There’s this kind of algorithmic trading that features trading in the foreign exchange market with high order-trade ratios and high turnover rates; it’s done rather fast, too. It’s called HFT or high-frequency trading.
Since it covers various subjects with regard to algorithmic trading, HFT trading comes with nary a single definition. And, while it’s a celebrated trading approach to some traders, it signals alarm to others; it has its own share of controversial aspects.
Here’s a compilation of facts:
- – In the early years, around the late 90s, HFT accounted for not more than 10% of the total trading volume. Five years later, it grew to over 160% of the trading volume in the forex market. And, as reported by the NYSE (or New York Stock Exchange), it regularly raked in over $120 billion.
- – HFT began in the late 90s; the date can be traced back to the time when electronic exchanges were first authorized by the Securities and Exchange Commission of the US. Initially, several seconds is the allotted execution time.
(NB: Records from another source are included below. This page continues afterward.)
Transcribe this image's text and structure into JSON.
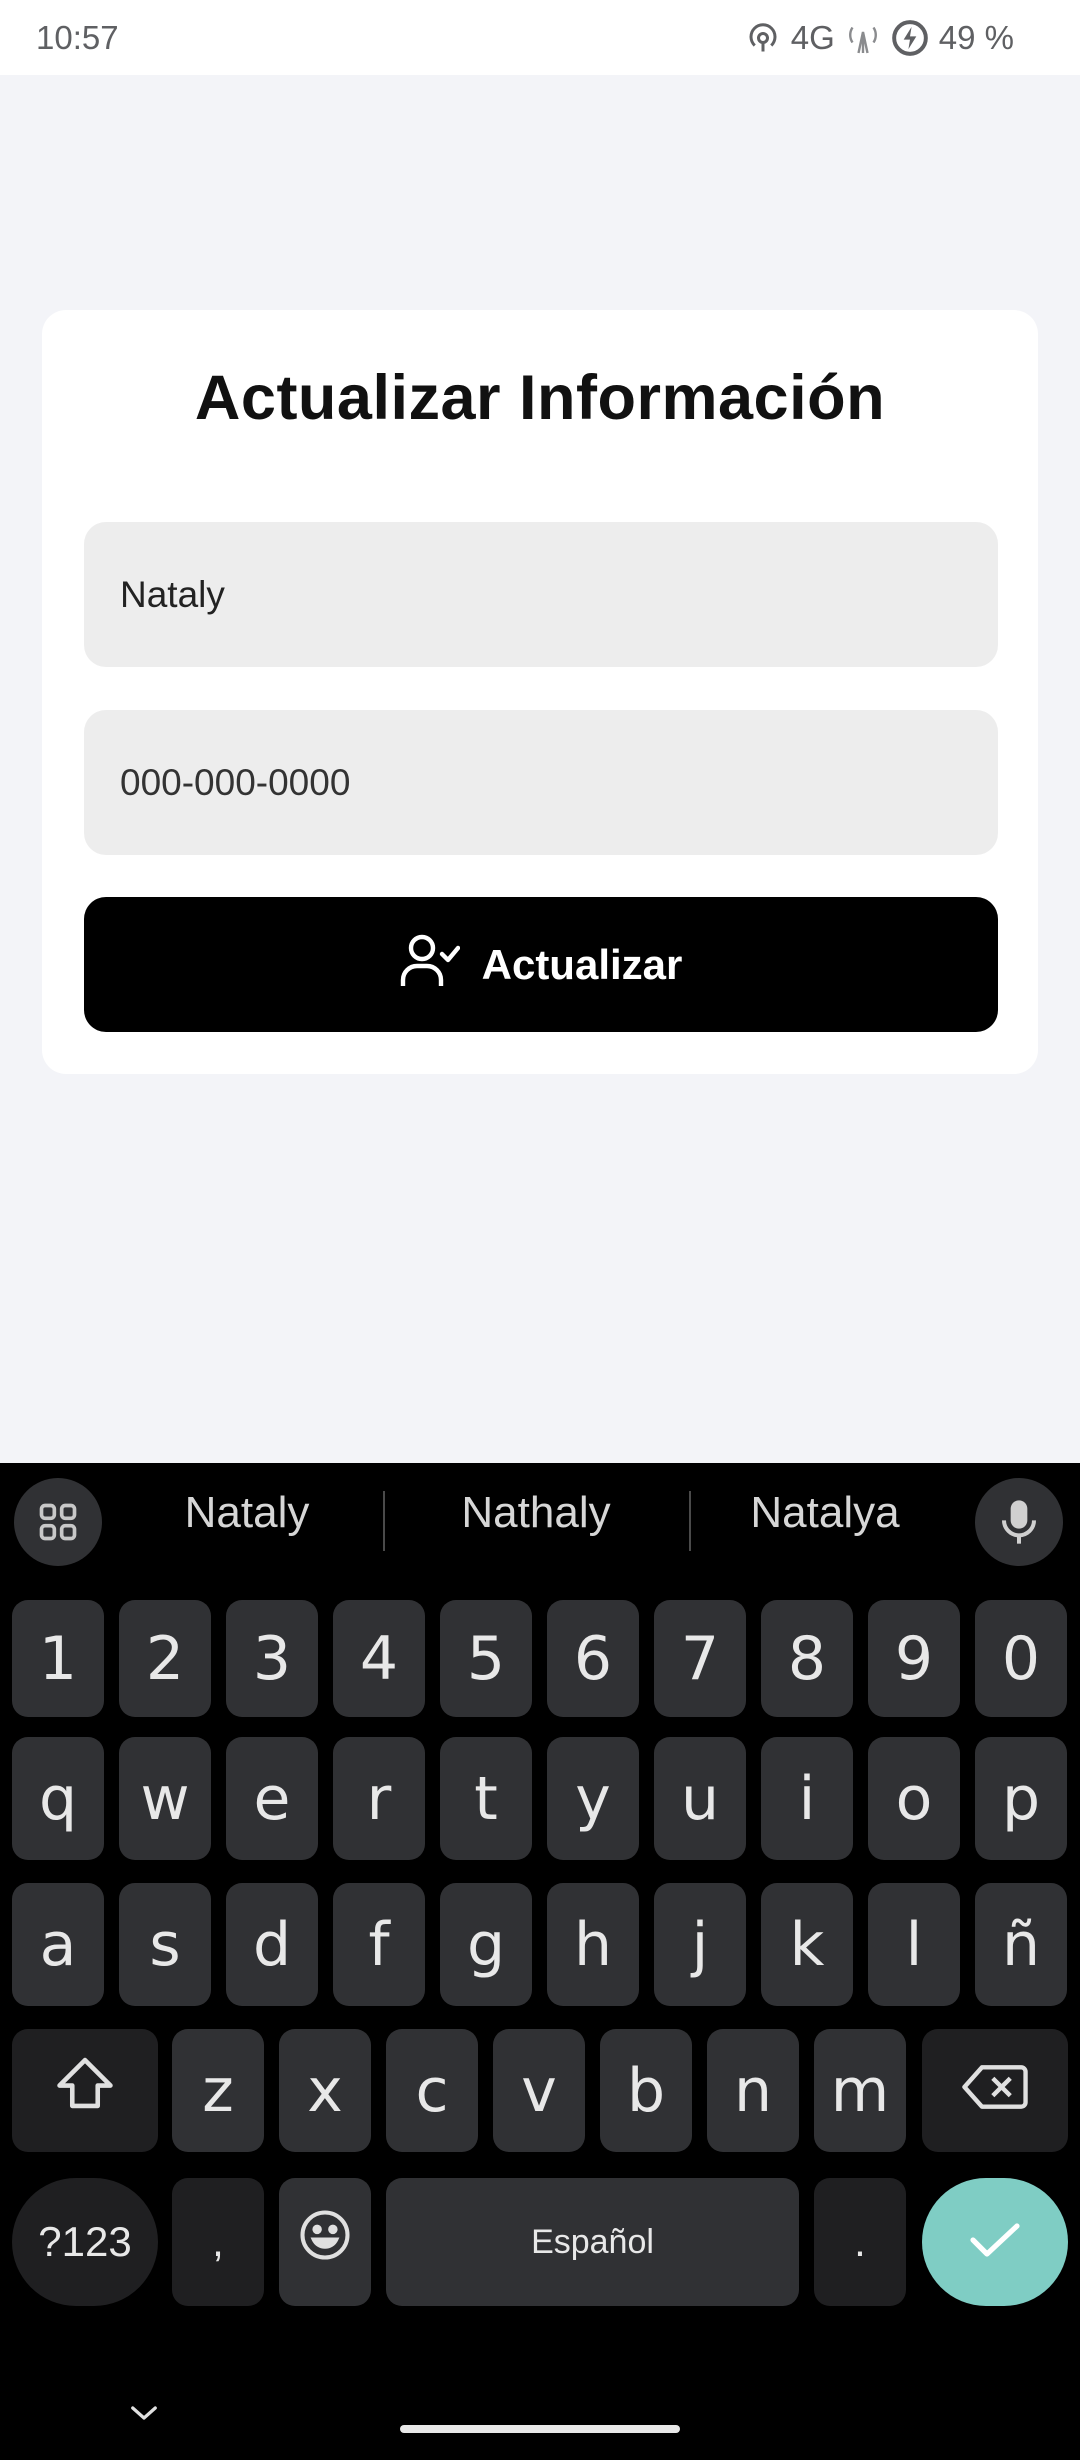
{
  "status_bar": {
    "time": "10:57",
    "network": "4G",
    "battery": "49 %"
  },
  "form": {
    "title": "Actualizar Información",
    "name_value": "Nataly",
    "phone_placeholder": "000-000-0000",
    "submit_label": "Actualizar"
  },
  "keyboard": {
    "suggestions": [
      "Nataly",
      "Nathaly",
      "Natalya"
    ],
    "number_row": [
      "1",
      "2",
      "3",
      "4",
      "5",
      "6",
      "7",
      "8",
      "9",
      "0"
    ],
    "row1": [
      "q",
      "w",
      "e",
      "r",
      "t",
      "y",
      "u",
      "i",
      "o",
      "p"
    ],
    "row2": [
      "a",
      "s",
      "d",
      "f",
      "g",
      "h",
      "j",
      "k",
      "l",
      "ñ"
    ],
    "row3": [
      "z",
      "x",
      "c",
      "v",
      "b",
      "n",
      "m"
    ],
    "symbols_label": "?123",
    "comma": ",",
    "period": ".",
    "space_label": "Español"
  }
}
Almost a decade later, in 2010, the significant decrease of execution time marked a grand development; currently, the execution time is down to a millisecond.
- – HFT adheres to the significance of statistics and arbitrage. It works around the concept of forecasting temporary deviations in market elements; for the deviations to be determined, it can involve a closer inspection of the properties in market elements.
- – The practice called tick processing or ticker tape reading is often associated to HFT. It goes in line with the logic that the origins of trading data should be recognizable; since they signify relevance, processing all the information that is contained in the trading data can be very useful.
- – A traditional HFT technique is referred to as filter trading; the outstanding factor is that filter trading may be accomplished at a relatively slow pace. Like any HFT technique, it is about the analysis of bulks of data; it includes interpreting the information based on press releases, news, and other forms of announcements. Once the interpretation is done, the analyst inputs data in software programs.
- – HFT is categorized as quantitative trading; unlike qualitative trading, the end goal is to gain an accumulated sum from small positions. Behind it, the concept lies in the fact that there is profitability in simultaneously processing algos (i.e. large volumes of market information) – an activity that human traders are unable to handle.